O site de "La Tribune de l'Art" vai revelar, nesta terça-feira (9), os nomes dos primeiros signatários da petição. O "Le Monde" teve acesso a esta lista. Nela não se encontram nomes famosos ou repercutidos pela mídia, nem mesmo aqueles que costumam participar dos abaixo-assinados. Nem mesmo nomes de diretores de museus parisienses. E tampouco os dos conservadores do Louvre, obrigados a observar um dever de reserva.

"Eles são vulneráveis", explica Didier Rykner, o diretor do site, que atua como ponta-de-lança nesse combate. "No passado, os chefes de departamento do Louvre tinham a autoridade para dizer não a certos projetos.
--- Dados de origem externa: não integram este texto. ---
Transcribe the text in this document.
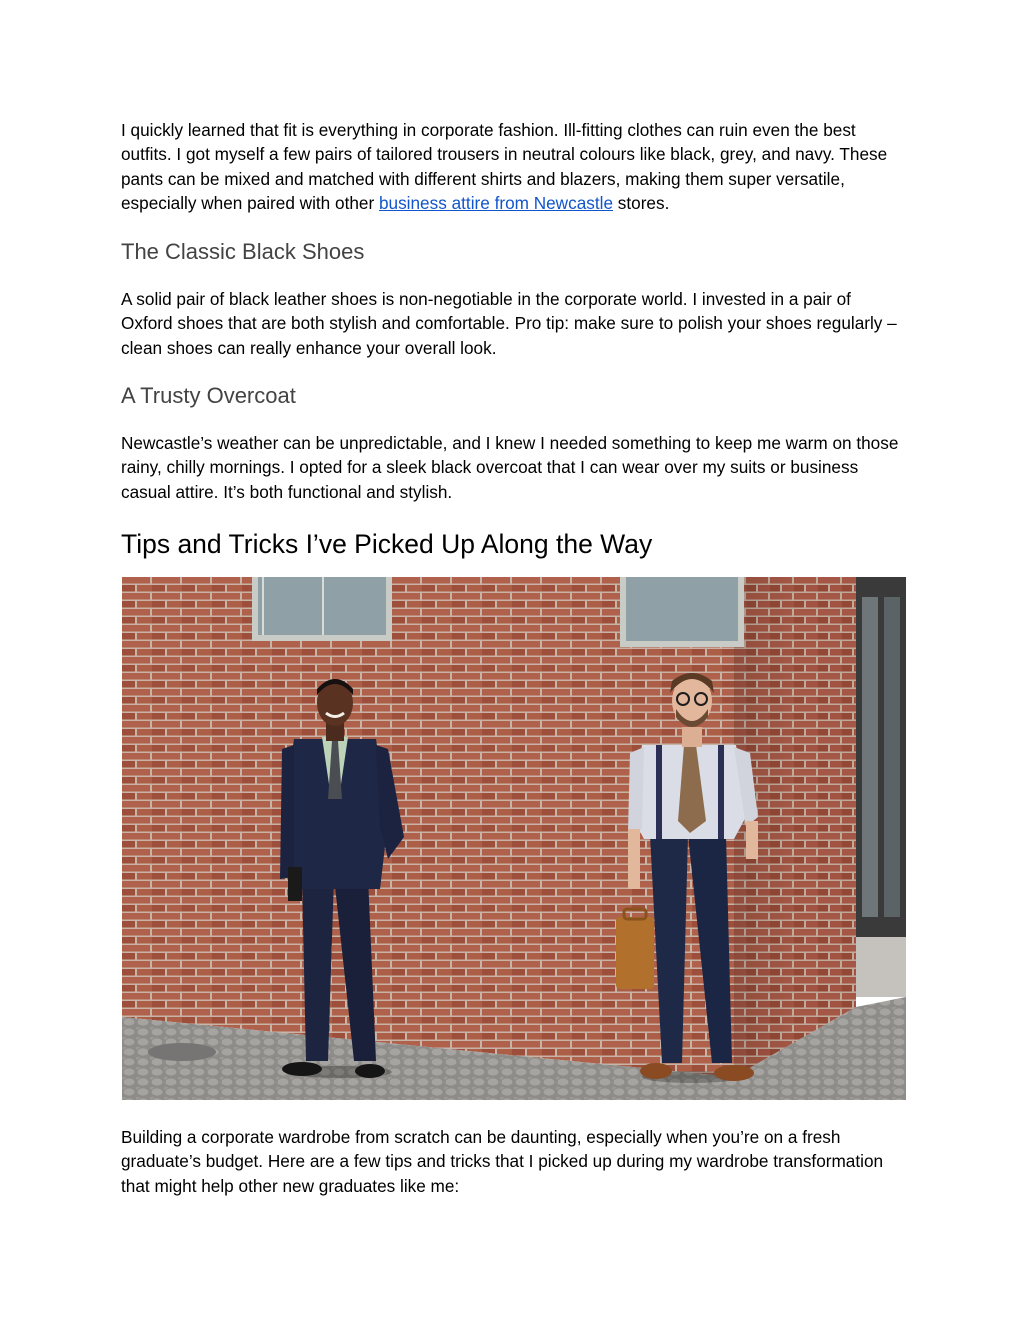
I quickly learned that fit is everything in corporate fashion. Ill-fitting clothes can ruin even the best outfits. I got myself a few pairs of tailored trousers in neutral colours like black, grey, and navy. These pants can be mixed and matched with different shirts and blazers, making them super versatile, especially when paired with other business attire from Newcastle stores.

The Classic Black Shoes

A solid pair of black leather shoes is non-negotiable in the corporate world. I invested in a pair of Oxford shoes that are both stylish and comfortable. Pro tip: make sure to polish your shoes regularly – clean shoes can really enhance your overall look.

A Trusty Overcoat

Newcastle’s weather can be unpredictable, and I knew I needed something to keep me warm on those rainy, chilly mornings. I opted for a sleek black overcoat that I can wear over my suits or business casual attire. It’s both functional and stylish.

Tips and Tricks I’ve Picked Up Along the Way

Building a corporate wardrobe from scratch can be daunting, especially when you’re on a fresh graduate’s budget. Here are a few tips and tricks that I picked up during my wardrobe transformation that might help other new graduates like me:
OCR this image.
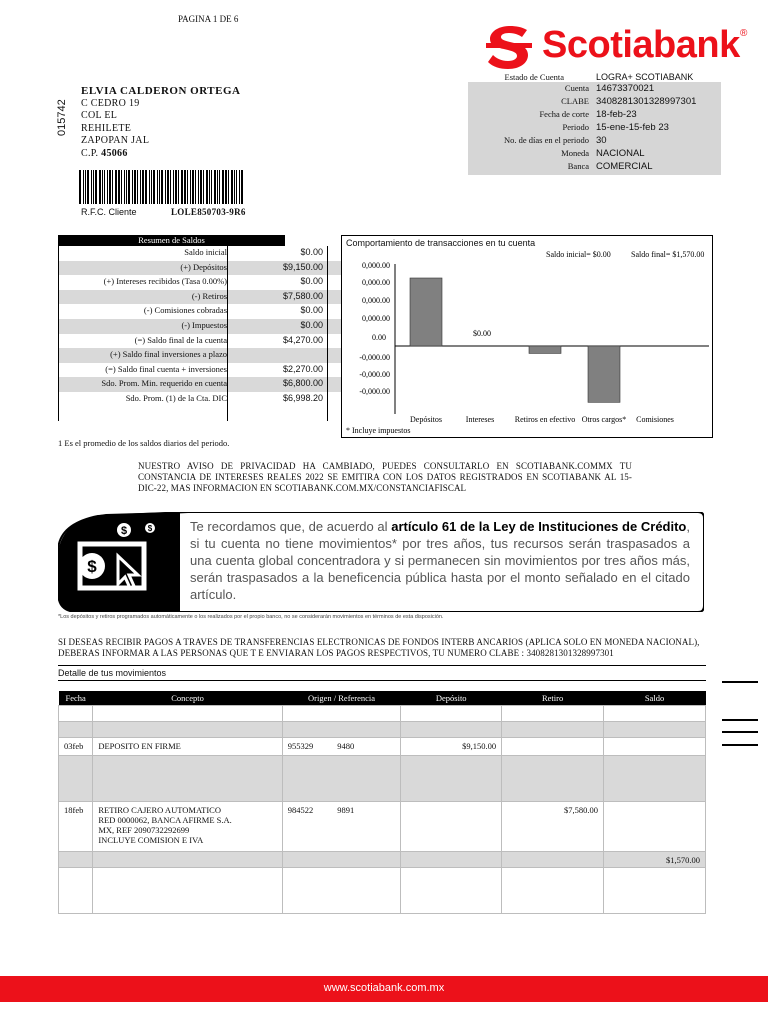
PAGINA 1 DE 6
Scotiabank ®
015742
ELVIA CALDERON ORTEGA
C CEDRO 19
COL EL
REHILETE
ZAPOPAN JAL
C.P. 45066
R.F.C. Cliente	LOLE850703-9R6
Estado de Cuenta	LOGRA+ SCOTIABANK
Cuenta 14673370021
CLABE 3408281301328997301
Fecha de corte 18-feb-23
Periodo 15-ene-15-feb 23
No. de días en el periodo 30
Moneda NACIONAL
Banca COMERCIAL
Resumen de Saldos
Saldo inicial	$0.00
(+) Depósitos	$9,150.00
(+) Intereses recibidos (Tasa 0.00%)	$0.00
(-) Retiros	$7,580.00
(-) Comisiones cobradas	$0.00
(-) Impuestos	$0.00
(=) Saldo final de la cuenta	$4,270.00
(+) Saldo final inversiones a plazo
(=) Saldo final cuenta + inversiones	$2,270.00
Sdo. Prom. Min. requerido en cuenta	$6,800.00
Sdo. Prom. (1) de la Cta. DIC	$6,998.20
1 Es el promedio de los saldos diarios del periodo.
Comportamiento de transacciones en tu cuenta
Saldo inicial= $0.00	Saldo final= $1,570.00
0,000.00
0,000.00
0,000.00
0,000.00
0.00
-0,000.00
-0,000.00
-0,000.00
$0.00
Depósitos	Intereses	Retiros en efectivo Otros cargos* Comisiones
* Incluye impuestos
NUESTRO AVISO DE PRIVACIDAD HA CAMBIADO, PUEDES CONSULTARLO EN SCOTIABANK.COMMX TU CONSTANCIA DE INTERESES REALES 2022 SE EMITIRA CON LOS DATOS REGISTRADOS EN SCOTIABANK AL 15-DIC-22, MAS INFORMACION EN SCOTIABANK.COM.MX/CONSTANCIAFISCAL
$	$
$
Te recordamos que, de acuerdo al artículo 61 de la Ley de Instituciones de Crédito, si tu cuenta no tiene movimientos* por tres años, tus recursos serán traspasados a una cuenta global concentradora y si permanecen sin movimientos por tres años más, serán traspasados a la beneficencia pública hasta por el monto señalado en el citado artículo.
*Los depósitos y retiros programados automáticamente o los realizados por el propio banco, no se considerarán movimientos en términos de esta disposición.
SI DESEAS RECIBIR PAGOS A TRAVES DE TRANSFERENCIAS ELECTRONICAS DE FONDOS INTERB ANCARIOS (APLICA SOLO EN MONEDA NACIONAL), DEBERAS INFORMAR A LAS PERSONAS QUE T E ENVIARAN LOS PAGOS RESPECTIVOS, TU NUMERO CLABE : 3408281301328997301
Detalle de tus movimientos
Fecha	Concepto	Origen / Referencia	Depósito	Retiro	Saldo

03feb	DEPOSITO EN FIRME	955329 9480	$9,150.00		

18feb	RETIRO CAJERO AUTOMATICO
RED 0000062, BANCA AFIRME S.A.
MX, REF 2090732292699
INCLUYE COMISION E IVA	984522 9891		$7,580.00	
					$1,570.00

www.scotiabank.com.mx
Mas hoje, eles são vítimas de um clima de terror". Rykner também afirma que "dois antigos diretores de departamento do Louvre" assinaram a petição.

MUITOS NOMES RESPEITADOS

Dentre os signatários estão uma diretora de um grande museu da província, ou ainda o responsável de um estabelecimento muito importante da arte contemporânea. Mas, acima de tudo, a lista mostra que um conjunto de tamanho considerável de profissionais da história da arte e dos museus da França está em pé de guerra.

Muitos nomes respeitados figuram entre os 320 historiadores de arte signatários e os 140 conservadores de museus que exercem sua função na província. Mas alguns dos signatários já se dizem preocupados: "Eu assinei a petição por convicção", escreve um deles, "Mas estou arrependido. Na minha qualidade de diretor de estabelecimento, eu corro o risco de me ver criticar por estar infringindo o meu dever de reserva. Seria possível retirar a minha assinatura?" Um outro afirma, ao contrário, não temer quaisquer "represálias em particular".

Oitenta e cinco signatários são oriundos do exterior, e, dentre eles, uma dúzia é dos Estados Unidos. Um russo indica que "muitos conservadores russos compartilham a sua opinião, mas, infelizmente, eles são mais prudentes, uma vez que as opiniões independentes não são aceitas, nem no Museu do Ermitage, nem no Museu Puchkin".

Cerca de trinta assinaturas vêm do Brasil, dentre as quais a de Jorge Coli, um professor na Universidade Estadual de Campinas, em São Paulo, que explica a sua posição: "O lamentável exemplo proporcionado pelo mais prestigioso museu do mundo terá, sem dúvida alguma, conseqüências nefastas sobre o comportamento de numerosas instituições em todos os países".

Cachin, Clair e Recht também citam, na sua petição, Philippe de Montebello, o diretor do prestigioso Metropolitan Museum de Nova York, que, já em 2003, havia "lançado uma advertência severa contra a comercialização desenfreada do patrimônio público, em particular por meio do sistema dos 'loan fees' (empréstimos pagos) de obras, e a tendência de certos museus a se orientarem para os 'mercados culturais' e os 'parques de lazer'".

Isso porque, muito além do Louvre, é a tendência dos grandes museus a se globalizarem que vem preocupando os especialistas. Henri Loyrette, o patrão do Louvre, recebeu o apoio de Jack Lang, o antigo ministro socialista da cultura, em entrevista ao diário "Libération" de 6-7 de janeiro.

Mas isso não convenceu nem um pouco Didier Rykner: "Os museus estão se tornando estoques de ativos que muitos estão gerindo como bem entendem. A prática de emprestar obras de arte é indispensável para promover o progresso do conhecimento. Mas esses movimentos mercantis não possuem nenhum caráter científico. São apenas decisões de administradores".